4. En second lieu, si M. A soutient que la décision portant refus de délivrance d'un titre de séjour est entachée d'une erreur manifeste d'appréciation, il n'apporte au soutien de son allégation aucun élément permettant d'en apprécier le bien-fondé. Par suite, le moyen doit être écarté.
En ce qui concerne la légalité de la décision portant obligation de quitter le territoire français :
5. En premier lieu, aux termes de l'article L. 611-1 de ce code : " L'autorité administrative peut obliger un étranger à quitter le territoire français lorsqu'il se trouve dans les cas suivants : () / 3° L'étranger s'est vu refuser la délivrance d'un titre de séjour () ; ".
6. En vertu des dispositions de l'article L. 613-1 du code de l'entrée et du séjour des étrangers et du droit d'asile, l'obligation de quitter le territoire français prise sur le fondement des dispositions du 3° de l'article L. 611-1 de ce code n'a pas à faire l'objet d'une motivation distincte de celle de la décision de refus de délivrance d'un titre de séjour qu'elle accompagne. Dès lors, compte tenu de la motivation de la décision portant refus de délivrance d'un titre de séjour rappelée au point 3 du présent jugement, il ne ressort pas des pièces du dossier que le préfet du Cantal n'aurait pas procédé à un examen particulier de la situation du requérant.
7. En second lieu, si M. A soutient que la décision portant obligation de quitter le territoire français est entachée d'une erreur manifeste d'appréciation, il n'apporte au soutien de son allégation aucun élément permettant d'en apprécier le bien-fondé. Par suite, le moyen doit être écarté.
En ce qui concerne la légalité de la décision fixant le pays de destination :
8. En premier lieu, la décision fixant le pays de destination de M. A vise les stipulations des articles 3 et 8 de la convention européenne de sauvegarde des droits de l'homme et des libertés fondamentales. En outre, elle relève que l'intéressé, qui est de nationalité irakienne, n'allègue pas être exposé à des peines ou à des traitements contraires à ces articles. Dans ces conditions, il ne ressort pas des pièces du dossier que le préfet du Cantal n'aurait pas procédé à un examen particulier de la situation du requérant.
9. En second lieu, si M. A soutient que la décision fixant le pays de destination est entachée d'une erreur manifeste d'appréciation, il n'apporte au soutien de son allégation aucun élément permettant d'en apprécier le bien-fondé. Par suite, le moyen doit être écarté.

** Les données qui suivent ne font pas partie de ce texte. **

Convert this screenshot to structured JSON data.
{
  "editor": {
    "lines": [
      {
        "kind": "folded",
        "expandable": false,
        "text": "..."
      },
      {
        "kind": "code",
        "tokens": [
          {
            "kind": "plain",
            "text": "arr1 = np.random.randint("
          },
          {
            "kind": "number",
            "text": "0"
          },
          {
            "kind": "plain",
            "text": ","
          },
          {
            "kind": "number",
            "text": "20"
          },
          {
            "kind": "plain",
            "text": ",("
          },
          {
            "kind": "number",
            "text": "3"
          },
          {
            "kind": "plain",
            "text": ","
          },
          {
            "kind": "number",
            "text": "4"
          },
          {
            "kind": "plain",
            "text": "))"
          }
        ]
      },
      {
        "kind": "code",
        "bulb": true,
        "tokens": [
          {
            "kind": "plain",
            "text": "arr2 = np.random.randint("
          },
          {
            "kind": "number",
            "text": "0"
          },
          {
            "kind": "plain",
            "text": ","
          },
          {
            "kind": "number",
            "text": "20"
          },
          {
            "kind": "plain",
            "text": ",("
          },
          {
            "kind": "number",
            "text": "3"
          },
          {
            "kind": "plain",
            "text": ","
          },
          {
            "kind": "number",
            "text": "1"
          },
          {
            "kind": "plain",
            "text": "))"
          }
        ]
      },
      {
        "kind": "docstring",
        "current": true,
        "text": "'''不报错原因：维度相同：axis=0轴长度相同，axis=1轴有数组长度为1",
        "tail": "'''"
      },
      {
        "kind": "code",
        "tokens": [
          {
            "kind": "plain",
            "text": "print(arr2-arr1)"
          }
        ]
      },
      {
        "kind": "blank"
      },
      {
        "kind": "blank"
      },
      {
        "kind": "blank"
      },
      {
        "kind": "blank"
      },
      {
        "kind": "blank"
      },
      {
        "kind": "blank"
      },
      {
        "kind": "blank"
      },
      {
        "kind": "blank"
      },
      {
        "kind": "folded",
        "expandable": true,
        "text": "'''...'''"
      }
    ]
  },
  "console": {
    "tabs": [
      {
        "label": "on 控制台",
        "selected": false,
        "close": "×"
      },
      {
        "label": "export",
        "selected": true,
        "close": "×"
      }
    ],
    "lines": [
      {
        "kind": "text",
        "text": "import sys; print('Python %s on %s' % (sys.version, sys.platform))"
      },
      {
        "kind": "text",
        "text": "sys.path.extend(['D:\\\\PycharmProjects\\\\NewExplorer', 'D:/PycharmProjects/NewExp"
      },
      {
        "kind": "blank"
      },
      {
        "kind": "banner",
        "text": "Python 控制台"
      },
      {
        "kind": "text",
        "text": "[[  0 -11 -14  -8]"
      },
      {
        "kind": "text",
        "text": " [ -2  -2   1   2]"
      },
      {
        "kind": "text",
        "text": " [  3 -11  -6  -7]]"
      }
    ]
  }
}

En ce qui concerne la légalité de la décision portant interdiction de retour sur le territoire français :
10. Aux termes de l'article L. 612-6 du code de l'entrée et du séjour des étrangers et du droit d'asile : " Lorsqu'aucun délai de départ volontaire n'a été accordé à l'étranger, l'autorité administrative assortit la décision portant obligation de quitter le territoire français d'une interdiction de retour sur le territoire français. Des circonstances humanitaires peuvent toutefois justifier que l'autorité administrative n'édicte pas d'interdiction de retour. / Les effets de cette interdiction cessent à l'expiration d'une durée, fixée par l'autorité administrative, qui ne peut excéder trois ans à compter de l'exécution de l'obligation de quitter le territoire français ". Aux termes de l'article L. 612-10 du même code : " Pour fixer la durée des interdictions de retour mentionnées aux articles L. 612-6 et L. 612-7, l'autorité administrative tient compte de la durée de présence de l'étranger sur le territoire français, de la nature et de l'ancienneté de ses liens avec la France, de la circonstance qu'il a déjà fait l'objet ou non d'une mesure d'éloignement et de la menace pour l'ordre public que représente sa présence sur le territoire français ".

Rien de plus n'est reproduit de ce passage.